Studio album by Green Carnation
- Released: May 8, 2020
- Recorded: 2019
- Genre: Doom metal; gothic metal; progressive metal;
- Length: 44:36
- Label: Season of Mist
- Producer: Green Carnation, Endre Kirkesola

Green Carnation chronology
| Acoustic Verses (2006) | Leaves of Yesteryear (2020) | A Dark Poem, Pt. I: The Shores of Melancholia (2025) |

= Leaves of Yesteryear =

Leaves of Yesteryear is the sixth full-length studio album by the Norwegian progressive metal band Green Carnation. It was released on May 8, 2020, via Season of Mist.

This album represents the return of the band after fourteen years of absence from the recording studios. It includes a cover of the Black Sabbath ballad "Solitude", from their album Master of Reality (1971), as well as a new version of "My Dark Reflections of Life and Death" that originally appeared on their 2000 debut album, Journey to the End of the Night.

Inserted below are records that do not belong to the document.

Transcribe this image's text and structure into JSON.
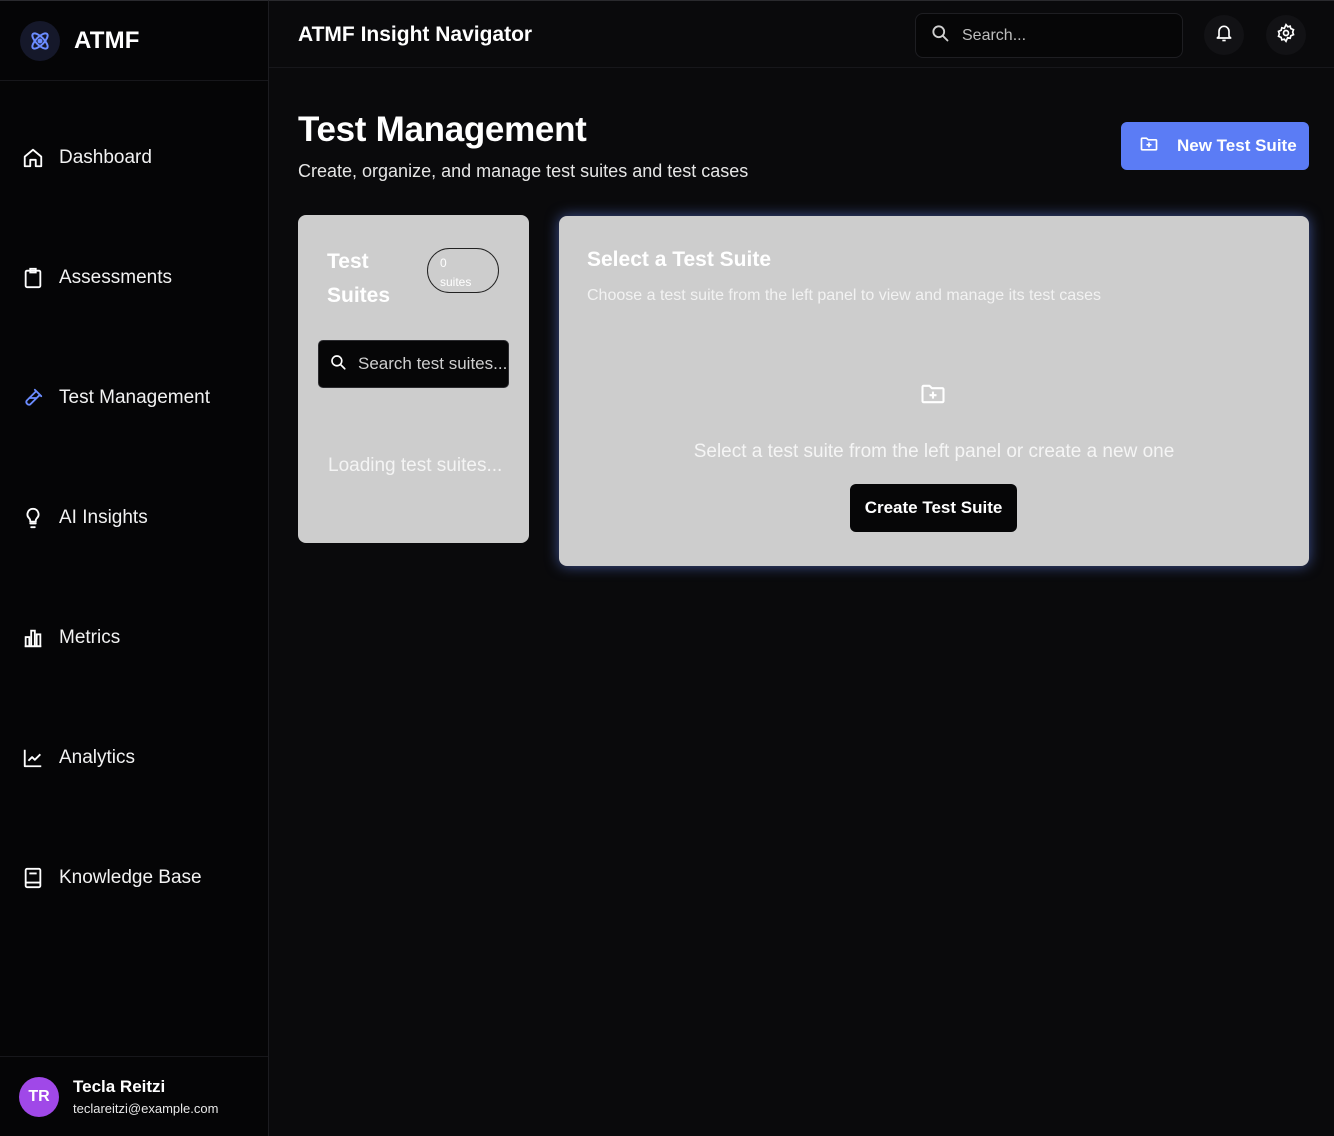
{
  "brand": {
    "name": "ATMF",
    "logo_icon": "atom-icon"
  },
  "sidebar": {
    "items": [
      {
        "label": "Dashboard",
        "icon": "home-icon"
      },
      {
        "label": "Assessments",
        "icon": "clipboard-icon"
      },
      {
        "label": "Test Management",
        "icon": "test-tube-icon",
        "active": true
      },
      {
        "label": "AI Insights",
        "icon": "lightbulb-icon"
      },
      {
        "label": "Metrics",
        "icon": "bar-chart-icon"
      },
      {
        "label": "Analytics",
        "icon": "line-chart-icon"
      },
      {
        "label": "Knowledge Base",
        "icon": "book-icon"
      }
    ]
  },
  "user": {
    "initials": "TR",
    "name": "Tecla Reitzi",
    "email": "teclareitzi@example.com"
  },
  "header": {
    "title": "ATMF Insight Navigator",
    "search_placeholder": "Search..."
  },
  "page": {
    "title": "Test Management",
    "subtitle": "Create, organize, and manage test suites and test cases",
    "new_button": "New Test Suite"
  },
  "suites_panel": {
    "title": "Test Suites",
    "count": "0",
    "count_unit": "suites",
    "search_placeholder": "Search test suites...",
    "loading_text": "Loading test suites..."
  },
  "detail_panel": {
    "title": "Select a Test Suite",
    "subtitle": "Choose a test suite from the left panel to view and manage its test cases",
    "empty_text": "Select a test suite from the left panel or create a new one",
    "create_button": "Create Test Suite"
  },
  "colors": {
    "accent": "#5b7cf5",
    "active_icon": "#6b8cff",
    "avatar": "#a048e8",
    "panel": "#cdcdcd",
    "background": "#0a0a0c"
  }
}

It is the first studio album with experienced Chilean drummer Jonathan Pérez (ex-Sirenia, ex-Trail of Tears) a live band member since 2016.

== Reception ==

The album was met with positive reviews from music critics. Blabbermouth.net rated it with an 8 and describes it "(the band) has returned and settled into a gothic prog metal format on Leaves of Yesteryear, a solid album which is ripe with the qualities, dynamics and diversity that longtime followers would expect and crave". Licia Mapelli of Tuonela Magazine wrote an unrated yet positive track-by-track review of the album.

Professional ratings
Review scores
| Source | Rating |
| Blabbermouth.net | (Avg:8/10) |
| Distorted Sound | (Avg:8/10) |
| Metal Injection | (Avg:9/10) |
| Metal Storm | (Avg:8/10) |
| Sonic Perspectives | (Avg:9/10) |

== Background ==
According to Tchort's writings in the booklet to Acoustic Verses in 2006, Green Carnation's next studio release was going to be the second part of "The Chronicles of Doom" trilogy, which began with Light of Day, Day of Darkness, and was going to be titled The Rise and Fall of Mankind, with an undetermined release date.

However, the announced album title was eventually discarded and its lyrical content was changed for unknown reasons after the group's long break. Instead, the new title and lyrics suggest a return to the band's earlier progressive doom roots, with songs composed mostly by the well-known formula of the duo of Tchort and Stein Roger Sordal.

==Track listing==

| No. | Title | Lyrics | Length |
|---|---|---|---|
| 1. | "Leaves of Yesteryear" | Stein Roger Sordal | 8:04 |
| 2. | "Sentinels" | Stein Roger Sordal | 5:43 |
| 3. | "My Dark Reflections of Life and Death" (re-recording of song from Journey to the End of the Night) | Tchort | 15:37 |
| 4. | "Hounds" | Stein Roger Sordal | 10:10 |
| 5. | "Solitude" (Black Sabbath cover) | Bill Ward, Ozzy Osbourne, Geezer Butler, Tony Iommi | 5:06 |
| Total length: |  |  | 44:36 |

==Personnel==
Green Carnation
- Kjetil Nordhus – vocals
- Terje Vik Schei (a.k.a. Tchort) – guitars
- Michael Smith Krumins – guitars
- Stein Roger Sordal – bass guitar, guitars
- Kenneth Silden – keyboards
- Jonathan Pérez – drums
- Bjørn "Berserk" Harstad – guitars

== Recording information ==
- Produced by Endre Kirkesola and Green Carnation
- Mastered at Maor Appelbaum Mastering, California, U.S.A.